Ukraine crisis: Ukraine and France play down prospect of full-blown conflict with Russia

Armed men believed to be Russian servicemen march outside a Ukrainian military base in the village of Perevalnoye, outside Simferopol, on March 5, 2014. Ukraine's interim government and France on Wednesday played down the prospect of a full-blow
Armed men believed to be Russian servicemen march outside a Ukrainian military base in the village of Perevalnoye, outside Simferopol, on March 5, 2014. Ukraine's interim government and France on Wednesday played down the prospect of a full-blown conflict with Russia ahead of potentially crucial talks on the Crimea crisis in Paris. -- PHOTO: REUTERS

PARIS (AFP) - Ukraine's interim government and France on Wednesday played down the prospect of a full-blown conflict with Russia ahead of potentially crucial talks on the Crimea crisis in Paris.

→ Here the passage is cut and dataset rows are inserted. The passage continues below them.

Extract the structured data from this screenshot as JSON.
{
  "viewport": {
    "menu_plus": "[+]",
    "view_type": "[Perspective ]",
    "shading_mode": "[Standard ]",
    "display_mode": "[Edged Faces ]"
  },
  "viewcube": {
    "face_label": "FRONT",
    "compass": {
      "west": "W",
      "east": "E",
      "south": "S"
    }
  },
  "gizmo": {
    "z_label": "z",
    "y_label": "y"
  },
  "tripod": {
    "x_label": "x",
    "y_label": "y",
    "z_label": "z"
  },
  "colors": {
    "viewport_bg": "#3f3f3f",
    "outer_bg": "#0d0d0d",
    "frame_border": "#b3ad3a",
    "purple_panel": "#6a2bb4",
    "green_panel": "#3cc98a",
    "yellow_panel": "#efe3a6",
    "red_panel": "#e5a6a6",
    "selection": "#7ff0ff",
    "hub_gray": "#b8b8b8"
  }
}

"We want to keep good dialogue, good relations with the Russian people," Ukraine's interim Foreign Minister Andriy Deshchytsya said after meeting his French counterpart Laurent Fabius.

"We want to settle this conflict peacefully. We don't want to fight with Russia."

Mr Fabius added: "The position of France, which is shared by Germany and others, is to be very firm with Mr Putin, on the one hand, and, on the other, to move towards dialogue.

"We are not going to declare war on the Russians but what they are doing is unacceptable. It is the invasion of one country by another," the French minister said.

Mr Deshchytsya is hoping to have a face-to-face meeting with Russian Foreign Minister Sergei Lavrov, who is due here later in the day, but that has not been confirmed.

Mr Deshchytsya and Mr Fabius met ahead of a pre-arranged international meeting on Lebanon which Mr Lavrov was due to attend along with US Secretary of State John Kerry and the foreign ministers of Britain, France and Germany, amongst others.

Mr Lavrov is due to have a bilateral meeting with Mr Kerry.

Mr Fabius said France and Germany had drawn up a plan mapping a way out of the current crisis, based on the creation of an international Contact Group involving Russia, Ukraine and the major western powers.

"We will see if they (the Russians) accept to discuss it," he said.

The Franco-German plan is a tweaked version of the one which was discussed last month after violent clashes in Kiev between the authorities and pro-European demonstrators, Mr Fabius said.

It envisages a national unity government, a pull-back of Russian forces, the dissolution of extremist militias and moves to organise a presidential election as quickly as possible, he added.

Mr Fabius said France would consider Russian agreement to join a Contact Group as a positive sign of a desire to reduce tensions, possibly allowing the European Union to hold off on threatened sanctions against Moscow.